None are yet available for clinical use.
Actions and Role of Bradykinin in Inflammation
• Bradykinin causes vasodilatation and increased vascular permeability.
• Its vasodilator action is partly a result of generation of PGI2 and release of NO.
• It is a potent pain-producing agent, and its action is potentiated by the prostaglandins. It
stimulates pain nerve endings.
• Bradykinin also has spasmogenic actions on intestinal, uterine and bronchial smooth muscle (in
some species).
• The contraction is slow and sustained in comparison with that produced by histamine (hence
brady, which means 'slow').
• Although bradykinin reproduces many inflammatory signs and symptoms, its role in
inflammation and allergy has not been clearly defined, partly because its effects are often part of
a complex cascade of events triggered by other mediators.
• However, excessive bradykinin production contributes to the diarrhoea of gastrointestinal
disorders, and in allergic rhinitis it stimulates nasopharyngeal secretion.

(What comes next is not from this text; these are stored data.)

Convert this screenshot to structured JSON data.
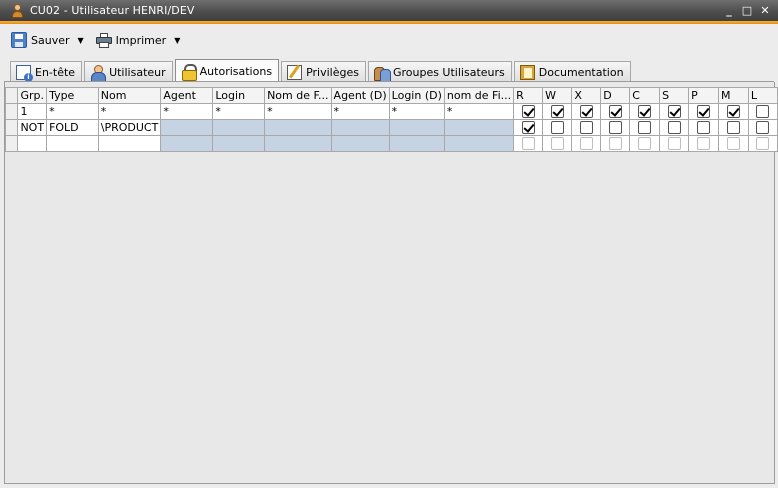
{
  "window": {
    "title": "CU02 - Utilisateur HENRI/DEV",
    "controls": [
      "_",
      "□",
      "✕"
    ]
  },
  "toolbar": {
    "save_label": "Sauver",
    "print_label": "Imprimer"
  },
  "tabs": [
    {
      "label": "En-tête",
      "icon": "document-info-icon"
    },
    {
      "label": "Utilisateur",
      "icon": "user-icon"
    },
    {
      "label": "Autorisations",
      "icon": "lock-icon",
      "active": true
    },
    {
      "label": "Privilèges",
      "icon": "privileges-icon"
    },
    {
      "label": "Groupes Utilisateurs",
      "icon": "user-group-icon"
    },
    {
      "label": "Documentation",
      "icon": "book-icon"
    }
  ],
  "grid": {
    "columns": [
      "Grp.",
      "Type",
      "Nom",
      "Agent",
      "Login",
      "Nom de F...",
      "Agent (D)",
      "Login (D)",
      "nom de Fi...",
      "R",
      "W",
      "X",
      "D",
      "C",
      "S",
      "P",
      "M",
      "L"
    ],
    "rows": [
      {
        "grp": "1",
        "type": "*",
        "nom": "*",
        "agent": "*",
        "login": "*",
        "nomf": "*",
        "agentd": "*",
        "logind": "*",
        "nomfi": "*",
        "flags": [
          true,
          true,
          true,
          true,
          true,
          true,
          true,
          true,
          false
        ]
      },
      {
        "grp": "NOT",
        "type": "FOLD",
        "nom": "\\PRODUCT",
        "agent": "",
        "login": "",
        "nomf": "",
        "agentd": "",
        "logind": "",
        "nomfi": "",
        "flags": [
          true,
          false,
          false,
          false,
          false,
          false,
          false,
          false,
          false
        ]
      },
      {
        "grp": "",
        "type": "",
        "nom": "",
        "agent": "",
        "login": "",
        "nomf": "",
        "agentd": "",
        "logind": "",
        "nomfi": "",
        "flags": [
          false,
          false,
          false,
          false,
          false,
          false,
          false,
          false,
          false
        ]
      }
    ]
  }
}
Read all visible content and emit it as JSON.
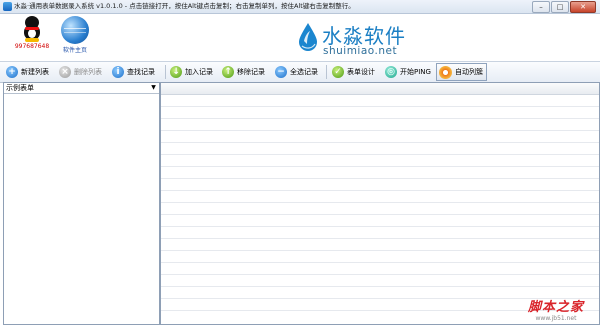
{
  "window": {
    "title": "水淼·通用表单数据录入系统 v1.0.1.0 - 点击链接打开，按住Alt键点击复制；右击复制单列，按住Alt键右击复制整行。",
    "minimize_glyph": "–",
    "maximize_glyph": "□",
    "close_glyph": "✕"
  },
  "header": {
    "qq_label": "997687648",
    "homepage_label": "软件主页",
    "logo_cn": "水淼软件",
    "logo_en": "shuimiao.net",
    "colors": {
      "qq_label": "#d00000",
      "homepage_label": "#1f4fa8",
      "logo": "#1b7fc4"
    }
  },
  "toolbar": {
    "new_list": "新建列表",
    "delete_list": "删除列表",
    "find_record": "查找记录",
    "add_record": "加入记录",
    "remove_record": "移除记录",
    "select_all": "全选记录",
    "form_design": "表单设计",
    "start_ping": "开始PING",
    "auto_list": "自动列簇"
  },
  "left_panel": {
    "combo_value": "示例表单"
  },
  "watermark": {
    "cn": "脚本之家",
    "url": "www.jb51.net"
  }
}
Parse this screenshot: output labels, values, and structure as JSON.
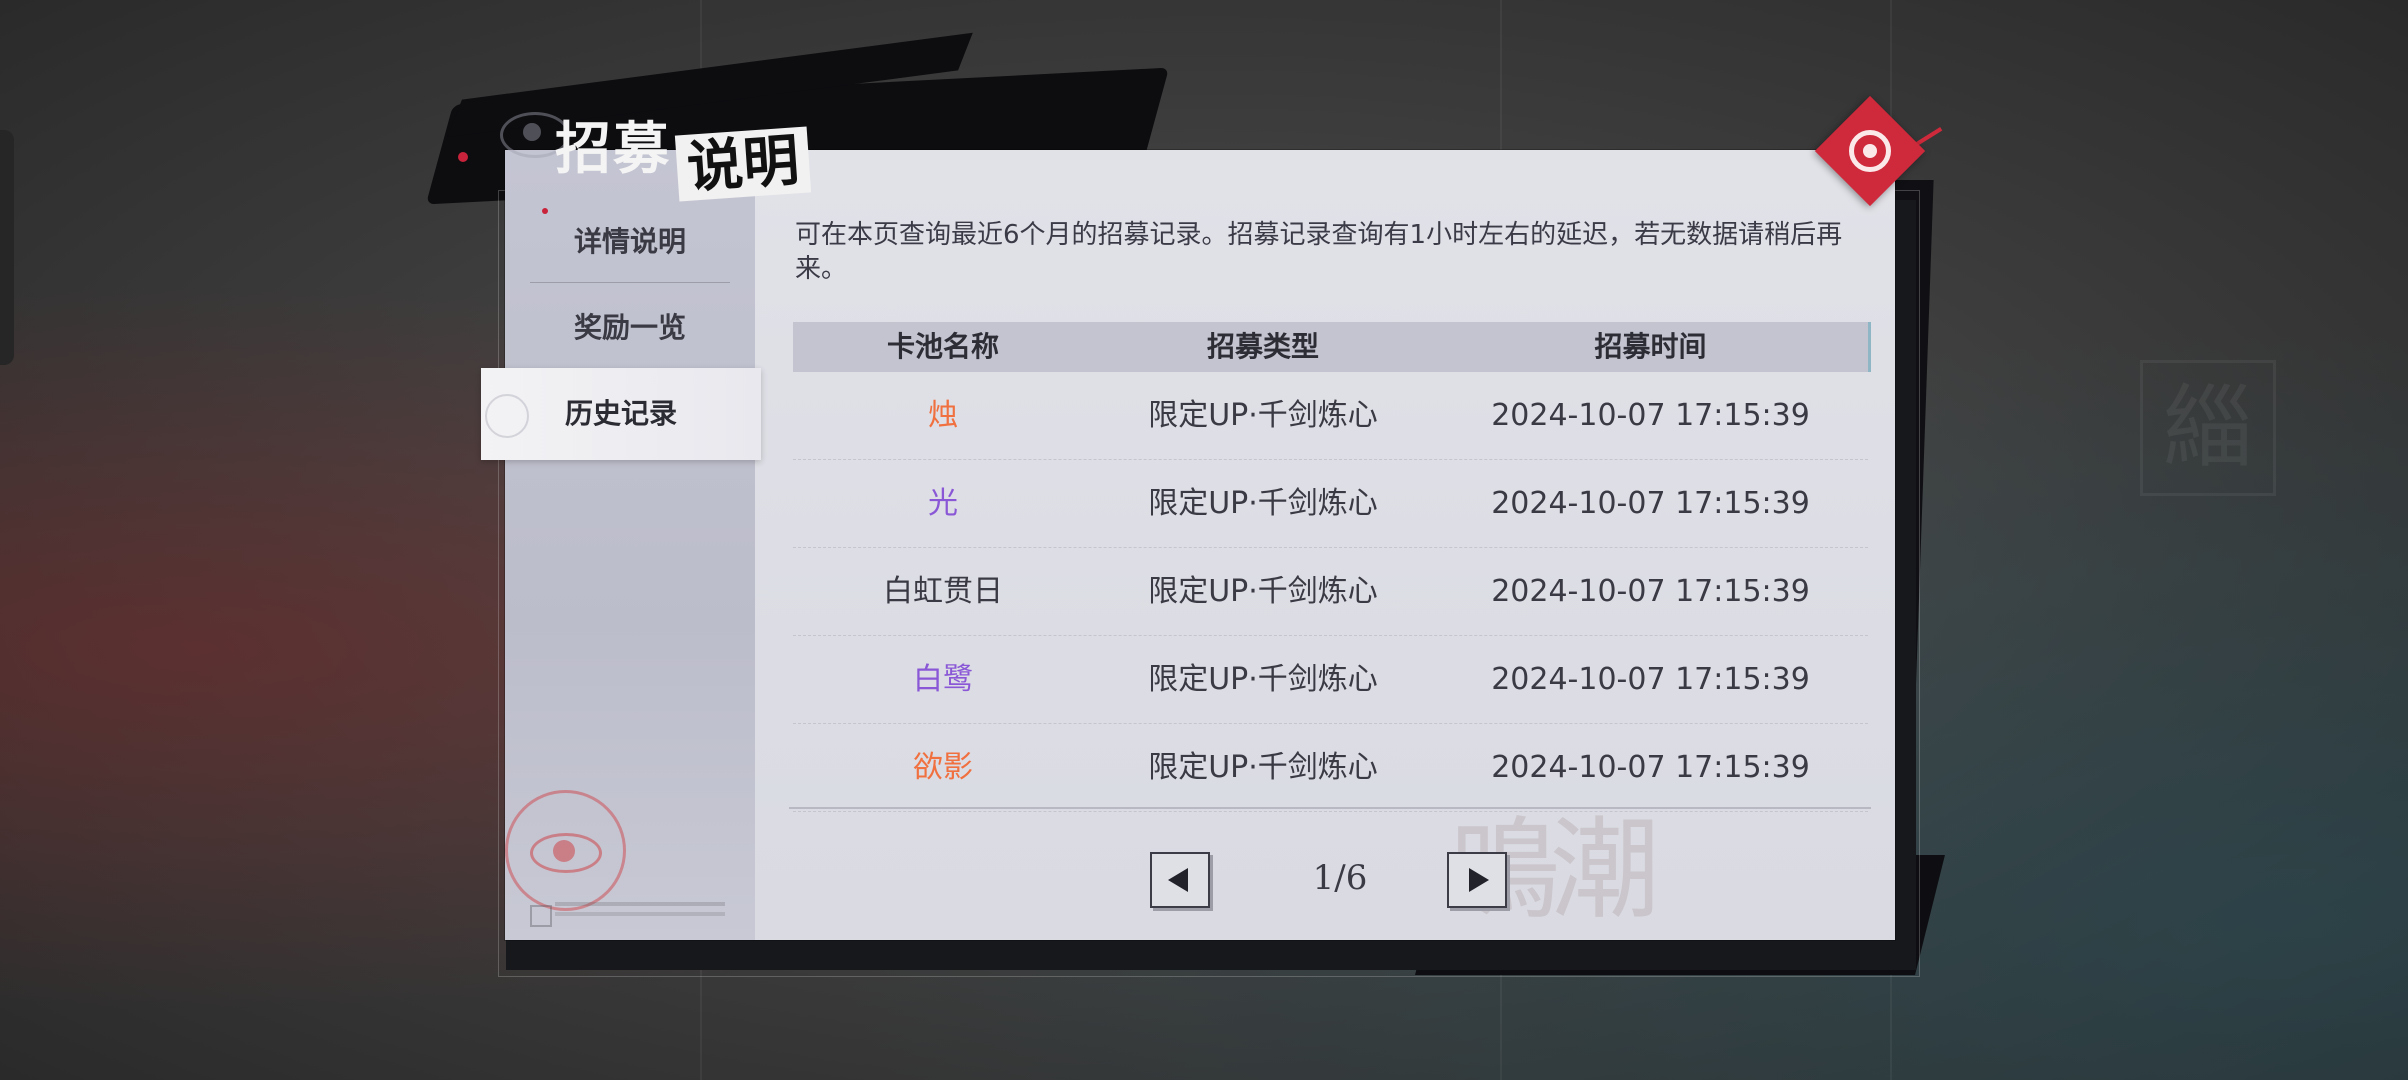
{
  "header": {
    "title_part1": "招募",
    "title_part2": "说明"
  },
  "sidebar": {
    "items": [
      {
        "label": "详情说明",
        "active": false
      },
      {
        "label": "奖励一览",
        "active": false
      },
      {
        "label": "历史记录",
        "active": true
      }
    ]
  },
  "notice": "可在本页查询最近6个月的招募记录。招募记录查询有1小时左右的延迟，若无数据请稍后再来。",
  "table": {
    "headers": [
      "卡池名称",
      "招募类型",
      "招募时间"
    ],
    "rows": [
      {
        "name": "烛",
        "name_color": "#f07040",
        "type": "限定UP·千剑炼心",
        "time": "2024-10-07 17:15:39"
      },
      {
        "name": "光",
        "name_color": "#8a58d6",
        "type": "限定UP·千剑炼心",
        "time": "2024-10-07 17:15:39"
      },
      {
        "name": "白虹贯日",
        "name_color": "#3a3a44",
        "type": "限定UP·千剑炼心",
        "time": "2024-10-07 17:15:39"
      },
      {
        "name": "白鹭",
        "name_color": "#8a58d6",
        "type": "限定UP·千剑炼心",
        "time": "2024-10-07 17:15:39"
      },
      {
        "name": "欲影",
        "name_color": "#f07040",
        "type": "限定UP·千剑炼心",
        "time": "2024-10-07 17:15:39"
      }
    ]
  },
  "pagination": {
    "label": "1/6",
    "current": 1,
    "total": 6
  },
  "icons": {
    "prev": "arrow-left-icon",
    "next": "arrow-right-icon",
    "close": "close-eye-icon",
    "seal": "eye-seal-icon"
  },
  "colors": {
    "accent_red": "#cf2a3c",
    "rarity_orange": "#f07040",
    "rarity_purple": "#8a58d6"
  }
}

• Bradykinin also contributes to the clinical picture in pancreatitis
Physiologically, the release of bradykinin by tissue kallikrein may regulate blood flow to certain
exocrine glands, and influence secretions.
• It also stimulates ion transport and fluid secretion by some epithelia, including intestine,
airways and gall bladder.
EICOSANOIDS
• Unlike histamine, eicosanoids are not preformed in cells but are generated from
phospholipid precursors on demand.
• They are implicated in the control of many physiological processes, and are among the most
important mediators and modulators of the inflammatory reaction.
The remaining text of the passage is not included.